Что ни поход — все больше становилось у него подручных князей. Год от года больше полков оказывалось в московском воинстве. Стали и князья понимать: в единении сила. Сами приезжали в Москву стать под руку Дмитрию, мириться или уговариваться о дружбе с ним: все труднее становилось ближним уделам противостоять Москве. Стала Москва богаче, торговее; спокойнее было за ее спиной, нежели одиноко стоять перед Половецким полем.
Ольгерд Литовский, сын Гедимина, приходил под стены Москвы, да не смог взять город. Татары набегали на дальние пределы московские, булгары озоровали на Волге. Не было года для роздыха.
Науку Дмитрию произойти довелось битвами, а не рукописанием; жизнь познать на окровавленной земле; людей — в воинском стане.
Дважды ездил в Орду — договариваться с Мамаем. Ходил войной на булгар и разгромил их. Взял Казань в позапрошлом, в 1376 году. В прошлом году умер опасный враг — старый Ольгерд Литовский. Теперь похоронили Алексея-митрополита, наставника Дмитрия. С детского возраста князь вникал в наставления его. Вельми учен и мудр был Алексей!
Он вложил в сердце Дмитрия твердость, он ковал из юноши воина, готовил не для книг — для меча.
— Не тщись покорять чуждое племя, но противоборствуй всякому, кто твое племя поработить тщится! — говорил Алексей. — Аще немощен возрастом, но аз реку: сними ярмо басурманское с земли Русской, Димитрий. И еже един ремень того ярма порвешь, благо ти будет. И преемству своему закажи остатние ремни рвать. Вольный народ силен, угнетенный — день ото дня слабее становится!..
И скоро уже сорокоуст по нем свершать.
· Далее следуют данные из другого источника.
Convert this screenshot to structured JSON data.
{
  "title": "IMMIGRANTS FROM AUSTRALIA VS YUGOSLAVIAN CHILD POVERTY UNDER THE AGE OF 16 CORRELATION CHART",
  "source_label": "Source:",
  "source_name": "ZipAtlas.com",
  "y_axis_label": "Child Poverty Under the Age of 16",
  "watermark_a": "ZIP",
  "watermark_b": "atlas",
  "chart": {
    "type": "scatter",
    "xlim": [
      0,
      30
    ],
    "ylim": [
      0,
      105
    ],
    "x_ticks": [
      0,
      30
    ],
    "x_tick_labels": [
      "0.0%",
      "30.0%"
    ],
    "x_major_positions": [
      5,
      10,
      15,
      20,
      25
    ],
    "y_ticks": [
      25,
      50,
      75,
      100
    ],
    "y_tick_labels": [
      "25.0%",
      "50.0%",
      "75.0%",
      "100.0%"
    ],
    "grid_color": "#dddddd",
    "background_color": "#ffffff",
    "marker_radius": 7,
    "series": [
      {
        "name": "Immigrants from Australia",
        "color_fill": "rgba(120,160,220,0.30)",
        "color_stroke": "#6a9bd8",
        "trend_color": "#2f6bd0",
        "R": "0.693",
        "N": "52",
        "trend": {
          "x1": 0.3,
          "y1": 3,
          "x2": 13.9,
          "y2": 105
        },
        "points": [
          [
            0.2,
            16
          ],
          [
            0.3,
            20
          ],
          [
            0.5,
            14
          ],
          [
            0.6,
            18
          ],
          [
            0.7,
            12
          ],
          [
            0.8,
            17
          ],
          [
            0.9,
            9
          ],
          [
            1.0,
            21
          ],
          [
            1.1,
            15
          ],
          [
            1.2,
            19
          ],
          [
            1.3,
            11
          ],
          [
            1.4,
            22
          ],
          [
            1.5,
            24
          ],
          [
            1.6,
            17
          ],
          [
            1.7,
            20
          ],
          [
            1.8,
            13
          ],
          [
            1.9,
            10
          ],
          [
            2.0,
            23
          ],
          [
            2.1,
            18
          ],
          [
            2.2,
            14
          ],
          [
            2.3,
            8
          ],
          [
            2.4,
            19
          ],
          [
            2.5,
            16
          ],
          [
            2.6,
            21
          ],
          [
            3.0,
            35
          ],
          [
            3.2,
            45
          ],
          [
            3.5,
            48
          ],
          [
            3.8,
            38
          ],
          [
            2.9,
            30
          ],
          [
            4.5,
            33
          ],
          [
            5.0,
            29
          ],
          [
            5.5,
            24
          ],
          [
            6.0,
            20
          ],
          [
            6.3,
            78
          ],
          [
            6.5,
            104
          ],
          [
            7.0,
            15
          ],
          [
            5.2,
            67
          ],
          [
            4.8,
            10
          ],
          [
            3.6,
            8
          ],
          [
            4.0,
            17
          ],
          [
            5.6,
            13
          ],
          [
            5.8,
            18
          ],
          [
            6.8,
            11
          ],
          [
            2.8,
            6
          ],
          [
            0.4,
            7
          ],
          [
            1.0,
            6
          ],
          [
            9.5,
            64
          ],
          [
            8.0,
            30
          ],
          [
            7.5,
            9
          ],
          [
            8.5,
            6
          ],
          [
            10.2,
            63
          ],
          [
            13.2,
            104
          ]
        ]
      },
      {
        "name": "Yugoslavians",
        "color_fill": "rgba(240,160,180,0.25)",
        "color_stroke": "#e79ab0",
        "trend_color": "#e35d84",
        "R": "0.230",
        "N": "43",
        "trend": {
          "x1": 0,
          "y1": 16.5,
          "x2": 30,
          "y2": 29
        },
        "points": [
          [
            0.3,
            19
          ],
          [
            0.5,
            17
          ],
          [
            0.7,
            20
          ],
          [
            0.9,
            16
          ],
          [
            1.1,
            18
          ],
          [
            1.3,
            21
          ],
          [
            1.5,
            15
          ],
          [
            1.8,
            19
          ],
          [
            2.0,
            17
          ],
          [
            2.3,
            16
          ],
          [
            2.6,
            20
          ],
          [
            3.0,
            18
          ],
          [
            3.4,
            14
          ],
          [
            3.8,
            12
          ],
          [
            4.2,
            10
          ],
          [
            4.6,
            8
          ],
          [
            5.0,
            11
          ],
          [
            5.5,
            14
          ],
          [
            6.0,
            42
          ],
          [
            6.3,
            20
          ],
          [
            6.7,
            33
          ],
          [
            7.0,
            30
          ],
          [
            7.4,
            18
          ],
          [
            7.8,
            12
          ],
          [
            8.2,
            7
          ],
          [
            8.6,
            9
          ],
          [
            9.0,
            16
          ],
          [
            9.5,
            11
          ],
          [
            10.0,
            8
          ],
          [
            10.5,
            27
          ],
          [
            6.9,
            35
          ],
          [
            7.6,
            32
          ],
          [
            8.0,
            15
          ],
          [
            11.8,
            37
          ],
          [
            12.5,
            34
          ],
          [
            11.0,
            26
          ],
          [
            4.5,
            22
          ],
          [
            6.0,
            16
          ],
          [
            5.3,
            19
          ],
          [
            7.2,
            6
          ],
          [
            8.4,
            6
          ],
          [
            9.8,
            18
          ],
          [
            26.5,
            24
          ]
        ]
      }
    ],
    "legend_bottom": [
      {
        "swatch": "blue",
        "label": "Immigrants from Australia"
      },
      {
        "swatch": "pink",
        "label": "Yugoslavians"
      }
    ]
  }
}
Горестно сие.
И Дмитриев дядя Симеон Гордый, умирая, завещал единение меж всеми князьями русскими, но, опасаясь чужих ушей, изъяснял иносказательно:
«Я пишу вам се слово того для, чтобы не перестала память родителей наших и наша и свеча бы не угасла». Эта свеча означала борьбу с чужеземным игом.
Теперь — слышно — идет усобица промеж сыновей Ольгердовых в Литве. И в Орде тянется усобица. Пока враги тяжбятся и режутся сами с собой, надо не покладая рук крепить единомыслие на Руси, стирать с нее кровь прежних усобиц.
Ночной дождь минул. Слышно, как в Чудовом поют утреню. Там ныне почиет Алексей. От влажной земли встает пар к весеннему солнцу. Птица в саду смолкла. По дворам колют дрова, стучат бадьи, спускаемые в колодцы. Видно вон, как топор к вожже привязывают, надо со дна упавшую бадью достать; глядишь, и топор там же окажется! Перекликаются женские голоса. По улице идет народ к торгу. Москва встает, начиная свой день. Боярам время ждать Дмитриева выхода — ждут новые дела, новые вести. И это легко: нет тяжелее бремени, чем безделье.
Дмитрий обрядился в простую белую, удобную справу, опоясался узким пестрым персидским ремешком, надвинул потуже красный обручек на голову, дабы волосы, не лезли в глаза. Вырос он в походах, привык, чтоб одежда не бременем была, а подспорьем; промеж людей тесно ходить в пышном византийском облачении, да и жарко: печи в хоромах довольно натоплены. Отпустил отроков, помогавших одеваться, и пошел взглянуть на Евдокию.
Она уже проснулась и молча смотрела на него. Он ей улыбнулся и пошел было прочь, но у двери оглянулся, подошел к ней опять, поцеловал в еще теплые от сна щеки.
— Приходи пораньше, — сказала она, — не засиживайся в думной.
— Не тужи, Овдотьица, коли задержусь, — время пасмурное, дел полно.
— Не в походе чать.
— Мите твому всяк день поход, всяка нощь розмыслы. Чего Москва не домыслит, мне домышлять; чего я не домыслю, тое Москве обернется мором, гладом, лезвием басурманским, а с Москвой — и тебе, лебедица.
Он прошел в полутемный покой, где стояли, переговариваясь, отроки. За одной из дверей слышались негромкие медлительные голоса, там ждали его.
Прежде чем войти в думную, он остановился и прислушался. Кто-то, приехавший из Сербии, если судить по выговору, спрашивал о княжеском облике. И Дмитрий по голосу узнал Бренка, степенно описывавшего сербиану наружность великого князя.
— Крепок и мужествен. Телом велик и широк. И плечист, и чреват вельми, и тяжек собою зело.
Дмитрий провел рукой по животу, туже затянул пояс. Подтянулся, выправился, будто стряхнул с себя лишний груз. Сурово сдвинул брови. А Бренко продолжал:
— Брадою же и власами черен. Взором же дивен.